The science of nano-technology is an emerging field with a host of novel and unique applications. Nanostructured materials are characterized by an ultra-fine microstructure having some physical feature less than 100 nanometers in size. This feature may be grain size, the diameter of a constituent particle or fiber, or a layer thickness. Following the initial discovery of the existence of the carbon nanotube, carbon, silicon-based, and other nanostructures have been an area of significant interest because of their unusual electrical and mechanical properties. Carbon nanotubes and silicon-based nanostructures offer promises for super strong materials and extremely small, fast computer chips, while doped silica nanofibers may offer new approaches for interconnects, transistors, luminescent devices, photo-detectors and chemical sensors.
However, major challenges have heretofore been unresolved, particularly with respect to developing efficient systems for (and methods of) production of ceramic nanostructured materials. Applications of silica, alumina and titania nanostructures may be enhanced by utilization of various alternative physical structures of these materials if various alternative physical structures could be produced efficiently. What are needed therefore are alternative morphologies and methods of fabrication of silica, alumina, and titania nanostructures, and other ceramic nanostructures.
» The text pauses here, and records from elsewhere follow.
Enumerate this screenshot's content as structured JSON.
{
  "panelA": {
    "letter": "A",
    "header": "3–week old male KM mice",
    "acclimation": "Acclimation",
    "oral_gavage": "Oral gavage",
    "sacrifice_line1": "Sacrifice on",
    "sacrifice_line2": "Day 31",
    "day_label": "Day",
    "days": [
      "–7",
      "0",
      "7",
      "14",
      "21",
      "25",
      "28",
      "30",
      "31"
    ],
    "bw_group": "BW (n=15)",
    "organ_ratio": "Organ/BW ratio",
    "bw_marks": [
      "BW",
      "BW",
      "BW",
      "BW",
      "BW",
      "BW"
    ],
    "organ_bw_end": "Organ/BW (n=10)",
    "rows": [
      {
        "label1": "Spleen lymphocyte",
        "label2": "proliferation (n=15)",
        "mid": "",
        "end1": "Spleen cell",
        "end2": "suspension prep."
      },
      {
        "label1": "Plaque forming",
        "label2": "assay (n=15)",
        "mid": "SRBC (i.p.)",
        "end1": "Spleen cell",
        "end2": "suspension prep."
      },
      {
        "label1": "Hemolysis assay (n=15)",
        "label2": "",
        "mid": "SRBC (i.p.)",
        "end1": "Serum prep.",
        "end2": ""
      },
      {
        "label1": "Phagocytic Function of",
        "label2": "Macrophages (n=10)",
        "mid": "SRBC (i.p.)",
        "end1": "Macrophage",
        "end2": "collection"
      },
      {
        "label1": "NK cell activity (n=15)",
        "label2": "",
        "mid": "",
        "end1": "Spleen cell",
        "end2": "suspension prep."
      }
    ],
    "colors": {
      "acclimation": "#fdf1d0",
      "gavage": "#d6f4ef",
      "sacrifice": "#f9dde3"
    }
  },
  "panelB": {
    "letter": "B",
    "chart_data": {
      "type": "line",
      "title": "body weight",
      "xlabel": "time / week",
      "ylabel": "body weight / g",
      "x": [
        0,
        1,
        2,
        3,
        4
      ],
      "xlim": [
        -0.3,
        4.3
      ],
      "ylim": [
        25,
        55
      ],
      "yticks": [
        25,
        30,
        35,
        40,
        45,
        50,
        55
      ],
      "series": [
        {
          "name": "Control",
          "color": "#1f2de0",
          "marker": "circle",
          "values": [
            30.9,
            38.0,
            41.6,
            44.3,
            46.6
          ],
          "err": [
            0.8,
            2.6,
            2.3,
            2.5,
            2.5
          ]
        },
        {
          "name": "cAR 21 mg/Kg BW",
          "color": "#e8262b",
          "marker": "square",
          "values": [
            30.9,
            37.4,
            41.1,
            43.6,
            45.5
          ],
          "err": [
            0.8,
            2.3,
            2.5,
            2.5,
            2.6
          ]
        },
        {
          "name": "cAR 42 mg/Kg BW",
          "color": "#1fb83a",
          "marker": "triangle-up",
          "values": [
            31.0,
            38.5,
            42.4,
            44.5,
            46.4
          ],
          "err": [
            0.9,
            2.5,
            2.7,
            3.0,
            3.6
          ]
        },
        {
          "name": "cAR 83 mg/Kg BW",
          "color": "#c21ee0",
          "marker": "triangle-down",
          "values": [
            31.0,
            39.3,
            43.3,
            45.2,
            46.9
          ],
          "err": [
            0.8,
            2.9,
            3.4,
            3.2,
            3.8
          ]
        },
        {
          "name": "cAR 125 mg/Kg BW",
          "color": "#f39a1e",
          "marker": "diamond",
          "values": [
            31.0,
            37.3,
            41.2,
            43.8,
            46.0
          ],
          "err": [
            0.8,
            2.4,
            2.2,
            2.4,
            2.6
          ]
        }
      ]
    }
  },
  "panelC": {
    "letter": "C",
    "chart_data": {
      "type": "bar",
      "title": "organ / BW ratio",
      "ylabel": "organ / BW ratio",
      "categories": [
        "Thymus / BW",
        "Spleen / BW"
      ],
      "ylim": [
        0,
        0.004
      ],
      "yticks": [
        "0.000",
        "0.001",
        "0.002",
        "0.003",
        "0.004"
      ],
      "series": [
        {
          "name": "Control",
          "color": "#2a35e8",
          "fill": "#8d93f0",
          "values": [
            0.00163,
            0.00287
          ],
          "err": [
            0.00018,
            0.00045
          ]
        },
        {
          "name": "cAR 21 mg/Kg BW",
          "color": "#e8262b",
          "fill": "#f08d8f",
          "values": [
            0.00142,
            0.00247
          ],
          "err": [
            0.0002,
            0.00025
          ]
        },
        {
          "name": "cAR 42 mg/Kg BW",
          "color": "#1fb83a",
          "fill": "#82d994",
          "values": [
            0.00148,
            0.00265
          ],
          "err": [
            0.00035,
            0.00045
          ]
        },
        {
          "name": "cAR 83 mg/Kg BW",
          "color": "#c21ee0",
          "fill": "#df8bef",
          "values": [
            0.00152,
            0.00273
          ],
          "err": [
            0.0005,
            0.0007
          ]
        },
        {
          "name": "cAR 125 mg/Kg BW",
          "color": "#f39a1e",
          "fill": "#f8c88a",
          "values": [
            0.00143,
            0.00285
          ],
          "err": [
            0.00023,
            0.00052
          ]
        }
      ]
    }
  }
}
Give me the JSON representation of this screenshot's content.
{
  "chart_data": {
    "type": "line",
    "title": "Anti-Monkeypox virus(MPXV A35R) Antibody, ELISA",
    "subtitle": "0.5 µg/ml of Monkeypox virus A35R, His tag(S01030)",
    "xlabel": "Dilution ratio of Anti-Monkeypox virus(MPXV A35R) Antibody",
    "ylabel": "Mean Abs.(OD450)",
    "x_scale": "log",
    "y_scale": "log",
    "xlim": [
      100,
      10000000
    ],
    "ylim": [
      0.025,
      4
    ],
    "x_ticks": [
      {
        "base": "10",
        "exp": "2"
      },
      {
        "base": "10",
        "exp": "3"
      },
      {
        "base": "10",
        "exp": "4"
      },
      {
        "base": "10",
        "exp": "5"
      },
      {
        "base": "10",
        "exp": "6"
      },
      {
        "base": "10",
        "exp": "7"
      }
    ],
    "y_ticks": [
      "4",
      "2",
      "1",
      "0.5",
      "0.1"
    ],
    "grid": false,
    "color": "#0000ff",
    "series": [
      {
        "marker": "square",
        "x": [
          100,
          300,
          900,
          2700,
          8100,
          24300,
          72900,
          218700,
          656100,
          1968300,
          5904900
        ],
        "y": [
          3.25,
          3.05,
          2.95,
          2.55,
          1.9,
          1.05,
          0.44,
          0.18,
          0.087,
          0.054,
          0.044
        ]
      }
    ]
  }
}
To meet those needs, Babcock & Wilcox Technical Services Y-12, LLC (Oak Ridge, TN) scientists Edward B. Ripley, Roland D. Seals and Jonathan S. Morrell developed a 12 kW 2.45 GHz multi-mode microwave furnace capable of producing silica, alumina, and titania nanostructures, as well as other ceramic nanostructures. The workings of the furnace are detailed in U.S. Patent 7,622,189.
FIG. 4 is a flow chart (350) from the patent of the Babcock & Wilcox method for forming nano-ceramic nanostructures. The process begins in step 352 by disposing a metal catalyst particle on a substrate comprising a nano-ceramic material, such that a substrate interface is formed where the metal catalyst particle rests on the substrate. The substrate includes a material that dissolves in the metal catalyst particle at a temperature less than the boiling temperature of the metal catalyst particle. In step 354 the metal catalyst particle and the substrate are heated to a temperature between (1) a temperature at which at least a portion of the nano-ceramic material dissolves into the metal catalyst particle at the substrate interface and (2) the boiling point of the metal catalyst particle. In step 356, at least a portion of the nano-ceramic material is pumped from the substrate into the metal catalyst particle at the substrate interface until nanostructures made with the nano-ceramic material form on a polar site of the metal catalyst particle. The polar site is substantially opposed to the substrate interface (i.e., the polar site is substantially on the opposite side of the metal catalyst particle from the substrate interface). Finally, in step 358, the metal catalyst particle containing the pumped nano-ceramic material and the nanostructures is cooled to ambient temperature.